After the Legislature passed the new ban by wide margins in late August, bag industry officials had urged Newsom to veto the legislation, known as Senate Bill 1053.
They wanted the state, instead, to allow bags be part of California's new extended producer responsibility system for packaging. That law, called SB 54, would require bags to have a 65 percent recycling rate by 2032, well above the current 10 percent rate estimated by a state legislative analysis.
The American Recyclable Plastic Bag Alliance predicted that the law would result in "widespread use of imported non-recyclable plastic-cloth bags, which have essentially become the new single-use bags."
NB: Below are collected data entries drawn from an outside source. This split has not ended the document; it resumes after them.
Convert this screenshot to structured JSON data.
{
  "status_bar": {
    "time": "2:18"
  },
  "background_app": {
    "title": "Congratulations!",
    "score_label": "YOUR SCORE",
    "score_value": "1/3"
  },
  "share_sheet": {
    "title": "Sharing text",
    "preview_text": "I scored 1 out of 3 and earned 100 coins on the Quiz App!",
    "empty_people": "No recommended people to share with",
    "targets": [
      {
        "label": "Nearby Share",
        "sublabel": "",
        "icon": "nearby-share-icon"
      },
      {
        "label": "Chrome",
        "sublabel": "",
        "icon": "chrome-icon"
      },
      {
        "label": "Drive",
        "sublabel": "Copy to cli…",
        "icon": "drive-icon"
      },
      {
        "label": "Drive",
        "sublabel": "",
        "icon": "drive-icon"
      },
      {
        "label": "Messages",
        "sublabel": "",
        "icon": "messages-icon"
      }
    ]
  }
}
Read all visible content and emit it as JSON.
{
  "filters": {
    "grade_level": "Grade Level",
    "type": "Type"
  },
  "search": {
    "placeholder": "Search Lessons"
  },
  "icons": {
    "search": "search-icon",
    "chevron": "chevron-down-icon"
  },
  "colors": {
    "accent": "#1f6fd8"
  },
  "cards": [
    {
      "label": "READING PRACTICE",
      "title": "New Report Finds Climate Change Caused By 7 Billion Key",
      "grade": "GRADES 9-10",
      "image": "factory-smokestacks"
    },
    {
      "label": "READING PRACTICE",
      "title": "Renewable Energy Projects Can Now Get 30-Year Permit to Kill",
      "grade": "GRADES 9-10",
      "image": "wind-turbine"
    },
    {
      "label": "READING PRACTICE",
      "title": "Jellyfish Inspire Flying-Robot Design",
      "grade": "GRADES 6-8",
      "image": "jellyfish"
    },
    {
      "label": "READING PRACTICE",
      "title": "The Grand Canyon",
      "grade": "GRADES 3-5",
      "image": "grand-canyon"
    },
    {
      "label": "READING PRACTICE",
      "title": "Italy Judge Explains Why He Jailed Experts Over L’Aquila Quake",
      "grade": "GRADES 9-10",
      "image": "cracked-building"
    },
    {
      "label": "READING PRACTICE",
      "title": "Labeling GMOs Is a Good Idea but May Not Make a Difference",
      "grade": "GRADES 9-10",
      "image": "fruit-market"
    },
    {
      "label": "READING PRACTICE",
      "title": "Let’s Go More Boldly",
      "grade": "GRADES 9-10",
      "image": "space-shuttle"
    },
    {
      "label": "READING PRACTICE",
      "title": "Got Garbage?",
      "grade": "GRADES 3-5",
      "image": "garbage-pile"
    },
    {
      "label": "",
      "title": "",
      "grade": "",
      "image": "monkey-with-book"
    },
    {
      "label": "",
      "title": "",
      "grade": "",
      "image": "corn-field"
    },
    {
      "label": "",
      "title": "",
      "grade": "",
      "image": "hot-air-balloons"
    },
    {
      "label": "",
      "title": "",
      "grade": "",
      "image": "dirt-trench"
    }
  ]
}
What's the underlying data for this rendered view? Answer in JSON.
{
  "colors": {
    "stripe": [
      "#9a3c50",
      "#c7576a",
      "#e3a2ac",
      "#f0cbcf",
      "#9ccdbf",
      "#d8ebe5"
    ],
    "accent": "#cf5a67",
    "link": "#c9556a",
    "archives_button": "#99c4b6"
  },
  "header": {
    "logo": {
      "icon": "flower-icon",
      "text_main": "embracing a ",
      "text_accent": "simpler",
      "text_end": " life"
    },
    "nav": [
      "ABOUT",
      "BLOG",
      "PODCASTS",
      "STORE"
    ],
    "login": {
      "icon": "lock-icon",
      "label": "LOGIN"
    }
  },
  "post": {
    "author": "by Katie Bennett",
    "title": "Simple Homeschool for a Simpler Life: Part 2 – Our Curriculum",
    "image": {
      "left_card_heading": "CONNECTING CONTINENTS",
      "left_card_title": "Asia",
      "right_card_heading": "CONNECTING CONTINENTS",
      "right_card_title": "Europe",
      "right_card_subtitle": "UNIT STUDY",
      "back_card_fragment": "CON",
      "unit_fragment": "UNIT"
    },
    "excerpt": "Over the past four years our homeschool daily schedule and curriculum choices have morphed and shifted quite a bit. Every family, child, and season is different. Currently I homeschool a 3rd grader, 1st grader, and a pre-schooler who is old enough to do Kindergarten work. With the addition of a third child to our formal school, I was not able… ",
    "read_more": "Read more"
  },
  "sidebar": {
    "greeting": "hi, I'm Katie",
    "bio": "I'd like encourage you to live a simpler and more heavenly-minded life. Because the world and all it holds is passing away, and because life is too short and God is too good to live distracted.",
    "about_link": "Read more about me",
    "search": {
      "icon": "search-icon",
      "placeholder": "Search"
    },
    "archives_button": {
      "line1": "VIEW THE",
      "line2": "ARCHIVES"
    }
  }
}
"It's unfortunate that the governor did not consider the true, devastating impacts this bill will have on California's recycling industry, jobs, and the environment. What's more, these job losses in California will reverberate into the Midwest and other states, decimating recycling infrastructure, with this short-sighted public policy," ARPBA Director Erin Hass said in a statement to Plastics News.
The law takes effect Jan. 1, 2026.
Environmental groups welcomed Newsom signing the legislation.
"The new ban on single-use plastic bags at grocery store checkouts solidifies California as a leader in tackling the global plastic pollution crisis," Christy Leavitt, plastics campaign director for Oceana, in a Sept. 22 statement. "Plastic bags are one of the deadliest types of plastic to ocean wildlife. With an ocean-based economy valued at $45 billion annually, California is dependent on a clean coast."
As part of their effort to urge Newsom to veto the legislation, plastics industry groups like the Responsible Recycling Alliance had released a poll in September saying that 50 percent of Hispanic and African American state residents they surveyed wanted Newsom to block the bill.
Industry groups said the new ban would undercut investments in recycling and using recycled content made since the 2014 ban, and said that paper bags have a higher carbon footprint than plastic.
But environmental groups said the plastic bag industry failed to build effective recycling systems for their products, and pointed to their polling that more than 90 percent of California residents were concerned about single-use plastic like grocery bags and bottles.
"Today the experience and data are clear: those plastic bags are not being regularly reused — they are not even getting recycled," said Mark Murray, executive director of Californians Against Waste. "The experiment failed. It's time to end it."